On Monday 17 January 2005 01:32 pm, Martin Regner wrote:
> Jon Ringle wrote:
> > On Monday 17 January 2005 11:25 am, martin.regner@xxxxxxxxx wrote:
> > > Jon Ringle wrote:
> > > > Yes. I am currently working on having rtp.version == 0 be dissected
> > > > by stun. I'll be posting a patch soon.
> > >
> > > Please note that T.38 UDPTL packets may also appear as rtp.version==0
> > > packets.
> >
> > I'm not familiar with T.38. I assume it gets negotiated via SDP? If so,
> > can it be identified separately from RTP in the SDP?
>
> ... and I'm not so familiar with STUN (yet) so I don't know if there is
> something else that can be used except for the version bits to
> differentiate between T.38 UDPTL and STUN.
>
> Unfortunately there is often problem with T.38 being decoded as RTP
> since the same UDP port numbers are often used first for voice (RTP) then
> fax (T.38/UDPTL) and maybe then voice (RTP) again in the same capture - and
> there is actually no good way of recognizing T.38/UDPTL, but the bits
> corresponding to rtp.version is 0 for normal scnarios (except maybe for
> very long fax-sessions).
>
> There is a sample RTP/T.38-UDPTL capture on the following page:
> http://www.brooktrout.com/support/productinfo.cfm?frmProduct=TR1034&frmCate
>gory=Knowledgebase&frmKnowBaseID=1983&Level=2
I took a look at the capture, and it seems to me that the problem is that
ethereal can't handle having multiple conversations across time that happen
to use the same src/dest tuple.
I am quite new to the ethereal source code, so my understanding of it is a bit
limited right now, but it looks like this might be resolved globally by
changing the conversation_t structure to include the frame number of the
packet that created a conversation.
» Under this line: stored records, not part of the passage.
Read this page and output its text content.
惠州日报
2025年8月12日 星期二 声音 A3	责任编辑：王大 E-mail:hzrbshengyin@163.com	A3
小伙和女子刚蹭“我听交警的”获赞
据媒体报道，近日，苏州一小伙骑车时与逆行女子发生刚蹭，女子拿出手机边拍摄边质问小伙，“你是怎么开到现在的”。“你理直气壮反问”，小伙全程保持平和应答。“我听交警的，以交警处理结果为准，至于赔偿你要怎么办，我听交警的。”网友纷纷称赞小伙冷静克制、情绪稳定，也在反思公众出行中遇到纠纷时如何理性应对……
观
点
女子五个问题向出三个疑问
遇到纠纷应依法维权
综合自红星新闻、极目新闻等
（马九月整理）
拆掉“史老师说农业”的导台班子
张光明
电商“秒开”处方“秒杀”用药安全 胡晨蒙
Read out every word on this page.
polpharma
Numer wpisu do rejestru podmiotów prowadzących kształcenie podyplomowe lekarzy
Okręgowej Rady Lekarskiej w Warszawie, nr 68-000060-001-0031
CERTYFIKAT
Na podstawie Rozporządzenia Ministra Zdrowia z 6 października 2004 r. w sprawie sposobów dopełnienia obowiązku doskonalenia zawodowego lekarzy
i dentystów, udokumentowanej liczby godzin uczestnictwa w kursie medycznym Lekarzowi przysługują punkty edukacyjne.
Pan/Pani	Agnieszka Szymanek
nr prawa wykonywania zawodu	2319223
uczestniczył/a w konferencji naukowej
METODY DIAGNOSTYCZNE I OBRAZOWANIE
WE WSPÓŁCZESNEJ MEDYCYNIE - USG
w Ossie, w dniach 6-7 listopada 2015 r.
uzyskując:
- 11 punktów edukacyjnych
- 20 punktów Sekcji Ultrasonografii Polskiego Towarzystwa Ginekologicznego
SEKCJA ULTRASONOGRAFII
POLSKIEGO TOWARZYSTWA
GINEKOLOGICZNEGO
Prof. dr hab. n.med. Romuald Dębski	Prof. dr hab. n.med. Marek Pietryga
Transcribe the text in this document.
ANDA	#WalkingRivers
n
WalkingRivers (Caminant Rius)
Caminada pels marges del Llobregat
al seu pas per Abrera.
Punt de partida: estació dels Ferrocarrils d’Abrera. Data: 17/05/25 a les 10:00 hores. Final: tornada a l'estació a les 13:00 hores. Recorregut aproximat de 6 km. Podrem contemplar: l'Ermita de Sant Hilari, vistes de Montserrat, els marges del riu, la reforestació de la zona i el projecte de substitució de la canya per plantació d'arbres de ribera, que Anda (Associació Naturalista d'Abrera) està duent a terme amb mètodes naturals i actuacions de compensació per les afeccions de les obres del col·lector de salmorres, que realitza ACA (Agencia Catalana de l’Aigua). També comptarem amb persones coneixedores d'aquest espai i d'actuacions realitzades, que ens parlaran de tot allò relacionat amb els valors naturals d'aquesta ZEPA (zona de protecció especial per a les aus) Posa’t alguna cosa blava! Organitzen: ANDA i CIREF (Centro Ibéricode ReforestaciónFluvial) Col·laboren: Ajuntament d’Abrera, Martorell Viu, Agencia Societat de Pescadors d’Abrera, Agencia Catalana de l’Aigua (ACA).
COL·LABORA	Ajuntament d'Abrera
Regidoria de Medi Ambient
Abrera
Then in the find_conversation() function
add a parameter that passes in the frame number of the currently dissecting
packet, and find the conversation that has the largest frame number in the
conversation_t structure, but smaller than the current dissecting frame
number. This would allow multiple conversations to be registered that happen
to use the same src/dest tuple within the same capture.
What do the ethernet veterans think about this?